Beberapa Catatan Pengantar Pendalaman
Dipandu Oleh:
Pdt. Lukas Eko Sukoco, M.Th.
A. PENDAHULUAN
Dalam pengamatan saya paling tidak ada TIGA MODEL gereja (GKJ) sehubungan dengan perhatian dan pelayanan bagi anak-anak
MODEL I : Memperhatikan anak-anak ”ala kadarnya” (diadakan SM supaya anak2 tidak mengganggu kebaktian orang dewasa, yang mengajar siapa saja yang mau, walaupun tanpa bekal yang cukup...yang penting jalan... yang aktif membimbing anak kebanyakan anak muda/remaja termasuk yang belum sidi, tidak ada pembekalan khusus guru/pemb SM, anggaran yang disubsidikan rendah, dsb)
MODEL II : Mulai memiliki kesadaran tentang perlunya pembinaan dan pendampingan bagi anak-anak, tetapi dalam praktek/kenyataannya kesadaran tsb belum diikuti dengan kebijakan-kebijakan baru. Jadi ya... secara insidental ada kegiatan tertentu untuk mendukung Pembinaan anak, tetapi secara umum masih hampir sama dengan ”ala kadarnya” (secara insidental kadang ada pembinaan/pembekalan khusus, anggaran yang disubsidi kan boleh jadi sudah mulai lebih banyak katimbang biasanya , kreativitas peningkatan pelayanan untuk anak-anak masih dalam tahap wacana dan insidental)
MODEL III : Telah memiliki kesadaran penuh tentang hakikat, tujuan, strategi pembinaan anak, dan hal tsb lalu diikuti dengan berbagai model pembinaan pada anak-anak secara efektif dan efisien (secara kreatif dan berkesinambungan diadakan pengaderan-pembinaan bagi anak-anak, baik dalam bentuk: Kebaktian Anak/SM, Perayaan-perayaan Khusus, Sekolah Alkitab Liburan, Berbagai kegiatan Ketrampilan – kesenian , Berbagai kegiatan yang terkait dengan kegiatan Kebangsaan/Kemasyarakatan, dsb)
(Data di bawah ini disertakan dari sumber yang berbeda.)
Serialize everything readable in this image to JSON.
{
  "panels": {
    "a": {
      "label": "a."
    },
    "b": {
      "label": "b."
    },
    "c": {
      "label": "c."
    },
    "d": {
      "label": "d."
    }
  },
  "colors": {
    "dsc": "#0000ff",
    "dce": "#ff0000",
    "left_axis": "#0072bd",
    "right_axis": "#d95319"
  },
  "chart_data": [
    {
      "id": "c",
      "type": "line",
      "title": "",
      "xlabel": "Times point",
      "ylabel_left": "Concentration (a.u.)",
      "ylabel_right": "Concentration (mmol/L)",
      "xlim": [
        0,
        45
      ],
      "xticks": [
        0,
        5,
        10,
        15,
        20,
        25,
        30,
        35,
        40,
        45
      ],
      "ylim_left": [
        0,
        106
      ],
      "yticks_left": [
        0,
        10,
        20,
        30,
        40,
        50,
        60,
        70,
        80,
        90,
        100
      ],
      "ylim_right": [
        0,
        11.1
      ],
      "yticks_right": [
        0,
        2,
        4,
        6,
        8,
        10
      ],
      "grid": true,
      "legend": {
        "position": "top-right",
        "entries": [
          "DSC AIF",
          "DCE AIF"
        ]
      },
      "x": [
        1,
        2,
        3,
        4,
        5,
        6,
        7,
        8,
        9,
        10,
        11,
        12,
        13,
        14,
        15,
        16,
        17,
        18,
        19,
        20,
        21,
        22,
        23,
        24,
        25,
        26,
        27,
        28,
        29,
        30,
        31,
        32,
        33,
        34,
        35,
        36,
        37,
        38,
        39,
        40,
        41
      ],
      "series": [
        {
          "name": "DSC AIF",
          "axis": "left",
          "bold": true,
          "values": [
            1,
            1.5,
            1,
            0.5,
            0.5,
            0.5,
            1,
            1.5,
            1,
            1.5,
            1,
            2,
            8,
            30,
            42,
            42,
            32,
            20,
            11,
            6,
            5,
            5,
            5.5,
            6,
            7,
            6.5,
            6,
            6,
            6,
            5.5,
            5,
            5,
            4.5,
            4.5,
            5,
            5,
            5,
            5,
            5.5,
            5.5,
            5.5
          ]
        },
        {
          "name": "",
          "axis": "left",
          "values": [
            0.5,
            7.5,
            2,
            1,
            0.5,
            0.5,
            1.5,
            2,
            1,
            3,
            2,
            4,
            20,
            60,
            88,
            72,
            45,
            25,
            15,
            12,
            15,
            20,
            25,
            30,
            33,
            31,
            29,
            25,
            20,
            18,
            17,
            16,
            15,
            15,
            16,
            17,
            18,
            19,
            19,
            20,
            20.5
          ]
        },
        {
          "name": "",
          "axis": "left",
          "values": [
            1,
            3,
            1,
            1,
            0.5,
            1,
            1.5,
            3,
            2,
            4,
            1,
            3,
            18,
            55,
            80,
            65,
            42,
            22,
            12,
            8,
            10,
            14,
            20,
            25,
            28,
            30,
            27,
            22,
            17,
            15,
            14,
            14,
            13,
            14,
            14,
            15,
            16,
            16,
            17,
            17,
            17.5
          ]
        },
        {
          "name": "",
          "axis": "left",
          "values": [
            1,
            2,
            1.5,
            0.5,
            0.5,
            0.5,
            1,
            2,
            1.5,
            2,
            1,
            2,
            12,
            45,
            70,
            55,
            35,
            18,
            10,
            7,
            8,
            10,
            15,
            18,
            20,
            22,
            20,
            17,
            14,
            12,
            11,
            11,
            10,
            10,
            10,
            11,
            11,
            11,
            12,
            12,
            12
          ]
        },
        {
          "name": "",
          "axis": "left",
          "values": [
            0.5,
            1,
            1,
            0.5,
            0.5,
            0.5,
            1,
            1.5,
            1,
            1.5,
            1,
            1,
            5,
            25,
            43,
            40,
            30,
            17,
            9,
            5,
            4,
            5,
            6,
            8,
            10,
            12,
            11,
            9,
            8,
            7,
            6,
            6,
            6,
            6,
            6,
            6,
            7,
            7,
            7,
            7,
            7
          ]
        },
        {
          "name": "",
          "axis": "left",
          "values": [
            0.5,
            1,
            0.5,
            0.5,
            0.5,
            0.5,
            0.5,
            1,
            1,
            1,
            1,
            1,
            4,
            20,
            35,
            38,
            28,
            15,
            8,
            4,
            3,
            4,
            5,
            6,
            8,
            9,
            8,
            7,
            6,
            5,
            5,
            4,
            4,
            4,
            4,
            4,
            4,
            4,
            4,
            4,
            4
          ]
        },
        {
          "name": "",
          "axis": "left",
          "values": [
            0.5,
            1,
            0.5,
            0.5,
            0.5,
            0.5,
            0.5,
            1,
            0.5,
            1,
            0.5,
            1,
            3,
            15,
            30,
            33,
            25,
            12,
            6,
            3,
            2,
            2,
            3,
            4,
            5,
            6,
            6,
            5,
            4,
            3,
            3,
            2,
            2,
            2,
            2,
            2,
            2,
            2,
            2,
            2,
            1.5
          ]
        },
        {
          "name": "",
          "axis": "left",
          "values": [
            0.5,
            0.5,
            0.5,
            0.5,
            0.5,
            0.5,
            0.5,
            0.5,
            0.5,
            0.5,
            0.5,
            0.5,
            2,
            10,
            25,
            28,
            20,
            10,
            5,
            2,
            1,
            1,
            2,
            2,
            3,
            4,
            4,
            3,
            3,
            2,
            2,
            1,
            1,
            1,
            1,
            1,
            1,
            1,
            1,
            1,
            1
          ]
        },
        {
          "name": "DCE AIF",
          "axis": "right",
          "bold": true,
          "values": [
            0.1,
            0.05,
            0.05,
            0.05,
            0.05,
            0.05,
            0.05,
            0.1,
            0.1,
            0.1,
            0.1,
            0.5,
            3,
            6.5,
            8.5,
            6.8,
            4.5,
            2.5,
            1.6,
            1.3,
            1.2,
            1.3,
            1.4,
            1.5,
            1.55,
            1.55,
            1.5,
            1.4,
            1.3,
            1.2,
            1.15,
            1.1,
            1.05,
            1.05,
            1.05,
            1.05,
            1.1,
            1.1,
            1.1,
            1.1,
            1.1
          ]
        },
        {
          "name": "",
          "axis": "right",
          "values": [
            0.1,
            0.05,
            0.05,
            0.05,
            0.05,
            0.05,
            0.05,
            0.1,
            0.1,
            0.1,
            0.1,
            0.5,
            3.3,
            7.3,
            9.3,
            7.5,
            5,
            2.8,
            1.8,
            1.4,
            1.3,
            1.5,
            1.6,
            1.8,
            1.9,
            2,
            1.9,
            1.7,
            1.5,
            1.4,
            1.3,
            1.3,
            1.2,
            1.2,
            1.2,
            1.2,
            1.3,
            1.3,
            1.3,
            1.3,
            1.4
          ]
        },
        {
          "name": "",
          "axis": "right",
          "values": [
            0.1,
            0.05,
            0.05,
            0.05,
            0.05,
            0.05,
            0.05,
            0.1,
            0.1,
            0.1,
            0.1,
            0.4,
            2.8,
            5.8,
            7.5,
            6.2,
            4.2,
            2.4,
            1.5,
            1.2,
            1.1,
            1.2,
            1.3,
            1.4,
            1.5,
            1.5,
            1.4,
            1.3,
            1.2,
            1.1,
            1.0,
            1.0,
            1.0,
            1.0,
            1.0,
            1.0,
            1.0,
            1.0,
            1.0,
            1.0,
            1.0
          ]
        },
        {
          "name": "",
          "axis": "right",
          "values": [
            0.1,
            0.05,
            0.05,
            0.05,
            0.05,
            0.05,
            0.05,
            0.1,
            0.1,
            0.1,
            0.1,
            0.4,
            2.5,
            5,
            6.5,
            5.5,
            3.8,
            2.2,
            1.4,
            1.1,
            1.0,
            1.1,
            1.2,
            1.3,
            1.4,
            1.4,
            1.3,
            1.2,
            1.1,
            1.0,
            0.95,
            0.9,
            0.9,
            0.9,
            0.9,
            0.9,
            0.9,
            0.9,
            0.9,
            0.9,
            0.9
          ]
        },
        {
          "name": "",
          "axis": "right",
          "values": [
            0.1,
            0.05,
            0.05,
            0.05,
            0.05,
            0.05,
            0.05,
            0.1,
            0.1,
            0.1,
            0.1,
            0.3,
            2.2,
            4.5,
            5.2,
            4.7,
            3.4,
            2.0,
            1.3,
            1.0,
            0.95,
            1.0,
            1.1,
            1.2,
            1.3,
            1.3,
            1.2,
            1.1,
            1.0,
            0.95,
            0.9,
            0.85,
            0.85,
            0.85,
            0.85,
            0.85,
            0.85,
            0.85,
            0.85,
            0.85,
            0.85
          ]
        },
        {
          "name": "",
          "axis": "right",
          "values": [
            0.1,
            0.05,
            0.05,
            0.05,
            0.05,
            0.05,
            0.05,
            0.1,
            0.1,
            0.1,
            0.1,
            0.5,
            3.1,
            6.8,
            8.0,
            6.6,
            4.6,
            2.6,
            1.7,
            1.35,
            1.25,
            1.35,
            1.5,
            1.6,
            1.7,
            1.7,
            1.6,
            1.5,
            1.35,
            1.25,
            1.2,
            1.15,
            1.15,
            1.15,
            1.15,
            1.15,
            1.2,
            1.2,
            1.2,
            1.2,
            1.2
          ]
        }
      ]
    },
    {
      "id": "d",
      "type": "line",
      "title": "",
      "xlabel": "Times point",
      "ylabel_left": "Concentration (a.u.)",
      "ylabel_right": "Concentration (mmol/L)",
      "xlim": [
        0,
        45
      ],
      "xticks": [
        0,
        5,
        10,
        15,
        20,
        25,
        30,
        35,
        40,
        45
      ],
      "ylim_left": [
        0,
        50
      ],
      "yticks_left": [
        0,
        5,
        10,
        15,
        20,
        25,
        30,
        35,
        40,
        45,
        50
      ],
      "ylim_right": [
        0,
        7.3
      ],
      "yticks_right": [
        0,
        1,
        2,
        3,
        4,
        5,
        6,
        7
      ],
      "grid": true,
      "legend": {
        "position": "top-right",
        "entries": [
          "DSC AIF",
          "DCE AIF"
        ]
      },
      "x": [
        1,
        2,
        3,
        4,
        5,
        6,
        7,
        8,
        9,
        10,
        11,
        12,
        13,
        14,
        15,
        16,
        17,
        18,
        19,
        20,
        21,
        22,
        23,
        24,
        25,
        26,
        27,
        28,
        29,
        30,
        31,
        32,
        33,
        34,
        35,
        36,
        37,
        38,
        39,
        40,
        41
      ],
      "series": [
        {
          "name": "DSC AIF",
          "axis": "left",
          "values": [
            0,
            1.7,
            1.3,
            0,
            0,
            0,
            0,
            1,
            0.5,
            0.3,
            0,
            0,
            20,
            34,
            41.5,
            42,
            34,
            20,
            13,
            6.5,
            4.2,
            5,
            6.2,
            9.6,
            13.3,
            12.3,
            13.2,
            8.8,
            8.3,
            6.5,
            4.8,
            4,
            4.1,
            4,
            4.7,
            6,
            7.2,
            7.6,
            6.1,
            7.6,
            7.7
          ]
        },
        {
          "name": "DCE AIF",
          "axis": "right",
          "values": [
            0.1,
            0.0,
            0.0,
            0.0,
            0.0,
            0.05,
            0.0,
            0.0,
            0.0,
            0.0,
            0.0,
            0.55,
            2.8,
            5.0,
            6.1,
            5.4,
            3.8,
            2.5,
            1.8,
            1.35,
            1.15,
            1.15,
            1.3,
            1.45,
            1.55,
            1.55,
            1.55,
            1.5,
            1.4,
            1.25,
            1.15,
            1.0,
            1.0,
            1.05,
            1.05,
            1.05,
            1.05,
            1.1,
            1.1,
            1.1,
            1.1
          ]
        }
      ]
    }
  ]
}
Dalam satu dasa warsa terakhir ini, saya mencermati sudah banyak gereja (GKJ) yang memiliki keasadaran untuk lebih memperhatikan generasi mudanya (Model II?). Paling tidak, hal itu tampak pada peluncuran buku kami, yang berjudul ”AKU MENGIKUT YESUS” dan Pelatihan Guru SM di Sinode yang secara mengejutkan telah mendapat sambutan yang luar biasa. Ditambah berbagai kebijakan baru terhadap peningkatan pembinaan anak (melalui MPDK, Pepenkris, MPHB, MPAN) adalah hal yang menggembirakan; termasuk kebijakan yang menarik namun masih menjadi polemik, yakni: ”keterlibatan anak dalam pelayanan Perjamuan Kudus”.
Yang pantas disayangkan adalah, perhatian lebih terhadap pengaderan/pembinaan anak seringkali masih ”obor blarak” belum dilakukan secara menyeluruh dengan keputusan strategis-struktural yang memadai. Di sisi lain, masih ada juga kelompok-kelompok (tokoh-tokoh) yang berperilaku menyepelekan pembinaan terhadap anak-anak, baik secara sembunyi-sembunyi maupun terang-terangan. Maka jangan heran jika Pendeta (GKJ) yang sungguh-sungguh mau, mampu serta punya waktu untuk membimbing anak-anak Sekolah Minggu masih belum banyak jumlahnya..... Maaf, itu hasil pengamatan saya. Satu hal lagi yang sangat memprihatinkan adalah kenyataan bahwa tidak semua gereja (GKJ) telah dengan sadar menyediakan ruang dan perlengkapan yang memadai untuk pelayanan kepada anak-anak!.
B. MENGAPA (PERLU) MENGAJAR ANAK ?
Pertanyaan mendasar yang perlu dijawab adalah: Mengapa tertarik untuk melayani dan membimbing anak-anak ?.
Jawab atas pertanyaan ini (jika dijawab dengan jujur) akan sangat bervariasi, sesuai dengan kenyataan setiap pribadi.
Berikut ini adalah alasan-alasan mendasar tentang pelayanan, pendampingan dan pembinaan untuk anak-anak.
1. Mengajar Anak adalah Kehendak Allah (Ul.4:9; 6:4-9; Yos.4:22; Amz.4:1; 10:1; 13:24; 19:18; 29:17; Yoel 1:3; Mat.18:2-3; 19:14; Mark.10:14; 13:12 ; Luk.18:16; Ef.6:1-4, dst)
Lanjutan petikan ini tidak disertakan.